You will now see Event Severity have a drop down. Set this to whatever level you prefer, we usually set it to Warning High or Failure.
Save and close.
This presumed you already had set up your notifications.
If you have not, shame on you if you are an admin, do this:
From the DDM database select Open Configuration.
This opens the events4.nsf database and you need to find Event Handlers, then By Server.
Click on New Event Handler.
Select the server(s) to monitor and a trigger event, but for this just use any event.
Click on Event and under Events must be this type, select Security.
Select if you want specific messages or all severity and leave Events can have any message checked.
Click on Action and Method, We use email but you have many choices for notifications.
Enter an email address and enable the notification.
Done
So what else do we do? We changed the account password and banished the account to the Deny Access Group because we want to see if they come back and if there are other accounts we are missing.

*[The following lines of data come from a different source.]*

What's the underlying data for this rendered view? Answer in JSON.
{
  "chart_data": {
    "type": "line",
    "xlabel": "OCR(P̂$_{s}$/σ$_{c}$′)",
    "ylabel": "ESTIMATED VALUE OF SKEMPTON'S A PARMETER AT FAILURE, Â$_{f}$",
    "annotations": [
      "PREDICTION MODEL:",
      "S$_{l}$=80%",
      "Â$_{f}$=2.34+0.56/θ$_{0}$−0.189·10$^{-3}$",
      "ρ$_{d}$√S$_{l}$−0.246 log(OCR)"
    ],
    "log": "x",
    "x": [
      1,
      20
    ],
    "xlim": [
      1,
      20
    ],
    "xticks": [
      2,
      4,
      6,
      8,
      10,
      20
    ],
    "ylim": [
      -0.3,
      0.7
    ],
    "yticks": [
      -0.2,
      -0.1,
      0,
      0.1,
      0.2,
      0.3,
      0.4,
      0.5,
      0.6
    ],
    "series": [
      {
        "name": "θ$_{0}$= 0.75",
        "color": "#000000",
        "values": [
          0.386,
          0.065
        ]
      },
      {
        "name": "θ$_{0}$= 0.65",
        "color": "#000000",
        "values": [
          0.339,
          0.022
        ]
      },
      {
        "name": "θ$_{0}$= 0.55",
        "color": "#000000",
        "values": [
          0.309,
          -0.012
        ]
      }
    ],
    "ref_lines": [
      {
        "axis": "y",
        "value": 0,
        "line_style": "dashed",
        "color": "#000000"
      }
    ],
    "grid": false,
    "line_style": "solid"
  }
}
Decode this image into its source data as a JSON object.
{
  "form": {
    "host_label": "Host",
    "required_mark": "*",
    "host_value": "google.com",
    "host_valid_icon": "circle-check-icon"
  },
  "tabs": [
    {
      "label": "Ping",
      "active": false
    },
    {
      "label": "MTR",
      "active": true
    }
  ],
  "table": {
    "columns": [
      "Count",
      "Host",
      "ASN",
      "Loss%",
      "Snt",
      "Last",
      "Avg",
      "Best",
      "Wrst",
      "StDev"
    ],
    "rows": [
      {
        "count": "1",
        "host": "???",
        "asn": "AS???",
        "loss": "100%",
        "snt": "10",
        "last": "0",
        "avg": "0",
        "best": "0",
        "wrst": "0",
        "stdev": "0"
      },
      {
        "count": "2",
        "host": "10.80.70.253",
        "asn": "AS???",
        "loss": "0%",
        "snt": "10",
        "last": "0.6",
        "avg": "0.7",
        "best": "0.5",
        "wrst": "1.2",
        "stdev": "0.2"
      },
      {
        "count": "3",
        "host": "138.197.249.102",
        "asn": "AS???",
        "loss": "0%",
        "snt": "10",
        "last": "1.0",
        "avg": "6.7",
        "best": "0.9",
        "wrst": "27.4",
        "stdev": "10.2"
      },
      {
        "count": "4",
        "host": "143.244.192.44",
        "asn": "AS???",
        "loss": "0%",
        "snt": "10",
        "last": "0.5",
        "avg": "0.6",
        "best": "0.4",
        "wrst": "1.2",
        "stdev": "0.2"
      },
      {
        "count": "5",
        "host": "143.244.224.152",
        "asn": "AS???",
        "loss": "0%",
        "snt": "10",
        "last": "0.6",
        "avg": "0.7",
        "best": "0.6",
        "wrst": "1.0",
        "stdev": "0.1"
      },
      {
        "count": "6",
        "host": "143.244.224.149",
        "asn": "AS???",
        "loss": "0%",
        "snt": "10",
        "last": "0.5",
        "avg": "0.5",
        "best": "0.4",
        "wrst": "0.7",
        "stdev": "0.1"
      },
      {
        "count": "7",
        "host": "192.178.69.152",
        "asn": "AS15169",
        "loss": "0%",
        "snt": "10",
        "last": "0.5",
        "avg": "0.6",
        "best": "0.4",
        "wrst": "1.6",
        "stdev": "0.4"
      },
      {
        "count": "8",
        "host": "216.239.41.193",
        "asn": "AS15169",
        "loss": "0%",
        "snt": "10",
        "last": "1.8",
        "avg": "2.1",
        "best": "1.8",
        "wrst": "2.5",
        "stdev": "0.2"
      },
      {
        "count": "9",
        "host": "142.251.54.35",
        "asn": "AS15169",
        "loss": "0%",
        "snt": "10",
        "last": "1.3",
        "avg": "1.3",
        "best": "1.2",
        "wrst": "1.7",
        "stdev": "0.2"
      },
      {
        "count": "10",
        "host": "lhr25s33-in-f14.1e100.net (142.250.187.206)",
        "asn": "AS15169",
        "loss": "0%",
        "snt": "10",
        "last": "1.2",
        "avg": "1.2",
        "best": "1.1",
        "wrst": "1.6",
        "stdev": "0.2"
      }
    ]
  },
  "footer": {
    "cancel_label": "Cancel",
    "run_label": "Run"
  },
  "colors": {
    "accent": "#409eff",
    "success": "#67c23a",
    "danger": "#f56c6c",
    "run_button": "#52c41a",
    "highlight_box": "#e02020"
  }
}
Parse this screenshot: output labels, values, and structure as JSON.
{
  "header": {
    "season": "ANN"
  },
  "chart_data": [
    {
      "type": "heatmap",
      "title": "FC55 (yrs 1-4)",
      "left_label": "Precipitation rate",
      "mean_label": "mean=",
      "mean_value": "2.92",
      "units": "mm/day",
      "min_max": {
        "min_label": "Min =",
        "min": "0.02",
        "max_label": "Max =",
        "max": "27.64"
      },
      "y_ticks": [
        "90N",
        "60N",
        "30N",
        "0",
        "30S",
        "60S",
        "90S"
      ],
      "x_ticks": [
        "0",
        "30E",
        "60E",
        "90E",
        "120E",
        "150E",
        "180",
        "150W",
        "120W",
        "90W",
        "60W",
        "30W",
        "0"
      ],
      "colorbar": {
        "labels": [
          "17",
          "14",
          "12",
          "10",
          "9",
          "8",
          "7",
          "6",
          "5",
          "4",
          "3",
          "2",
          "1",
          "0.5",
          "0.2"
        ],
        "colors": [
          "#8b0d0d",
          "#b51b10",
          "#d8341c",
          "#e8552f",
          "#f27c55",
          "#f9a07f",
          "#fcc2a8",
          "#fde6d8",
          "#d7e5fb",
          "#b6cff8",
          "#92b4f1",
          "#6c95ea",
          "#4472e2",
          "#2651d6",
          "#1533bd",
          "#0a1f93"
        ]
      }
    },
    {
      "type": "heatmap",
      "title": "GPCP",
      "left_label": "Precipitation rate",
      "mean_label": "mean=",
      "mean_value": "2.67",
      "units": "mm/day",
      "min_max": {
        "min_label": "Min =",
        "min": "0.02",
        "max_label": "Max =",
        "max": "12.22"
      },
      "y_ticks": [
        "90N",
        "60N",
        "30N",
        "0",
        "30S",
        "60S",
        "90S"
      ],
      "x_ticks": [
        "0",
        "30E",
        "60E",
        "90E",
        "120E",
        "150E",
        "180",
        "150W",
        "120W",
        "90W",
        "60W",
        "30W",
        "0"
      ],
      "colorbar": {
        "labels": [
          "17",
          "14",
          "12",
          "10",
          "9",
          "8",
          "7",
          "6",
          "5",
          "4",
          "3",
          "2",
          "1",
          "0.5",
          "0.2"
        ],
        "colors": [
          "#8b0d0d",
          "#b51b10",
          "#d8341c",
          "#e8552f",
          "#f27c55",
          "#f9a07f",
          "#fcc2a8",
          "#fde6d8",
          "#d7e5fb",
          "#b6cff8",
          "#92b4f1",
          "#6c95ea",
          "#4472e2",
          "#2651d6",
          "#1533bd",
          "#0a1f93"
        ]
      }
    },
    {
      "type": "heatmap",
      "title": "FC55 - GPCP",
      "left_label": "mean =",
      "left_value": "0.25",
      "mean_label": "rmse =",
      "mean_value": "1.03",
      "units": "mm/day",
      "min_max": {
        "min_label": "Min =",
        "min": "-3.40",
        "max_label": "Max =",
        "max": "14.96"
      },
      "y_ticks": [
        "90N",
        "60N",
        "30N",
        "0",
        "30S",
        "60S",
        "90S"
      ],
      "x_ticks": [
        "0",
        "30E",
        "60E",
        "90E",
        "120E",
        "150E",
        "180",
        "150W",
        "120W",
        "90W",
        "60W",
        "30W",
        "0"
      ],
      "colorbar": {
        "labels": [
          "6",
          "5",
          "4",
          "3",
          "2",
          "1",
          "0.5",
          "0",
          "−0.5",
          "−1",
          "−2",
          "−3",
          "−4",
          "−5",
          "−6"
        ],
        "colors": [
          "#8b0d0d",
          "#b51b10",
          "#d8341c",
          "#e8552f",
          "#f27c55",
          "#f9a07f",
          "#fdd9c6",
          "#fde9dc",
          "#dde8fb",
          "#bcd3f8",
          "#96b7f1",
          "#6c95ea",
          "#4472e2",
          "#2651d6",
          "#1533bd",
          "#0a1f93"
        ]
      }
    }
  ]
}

Make sure to check each item in the DDM and if the level of severity is not high enough for you, go raise it and make sure a new notifier is built around it.
Could this be handled in other ways. Yes, We have changed some SMTP settings to block the domains that the SPAMMERS were using.
In this case, because it was a real account that the password was guessed, an appliance could have seen masses of emails and shut it down. Beyond that it could be a gaping hole in some environments. Especially you that leave LDAP anonymous access.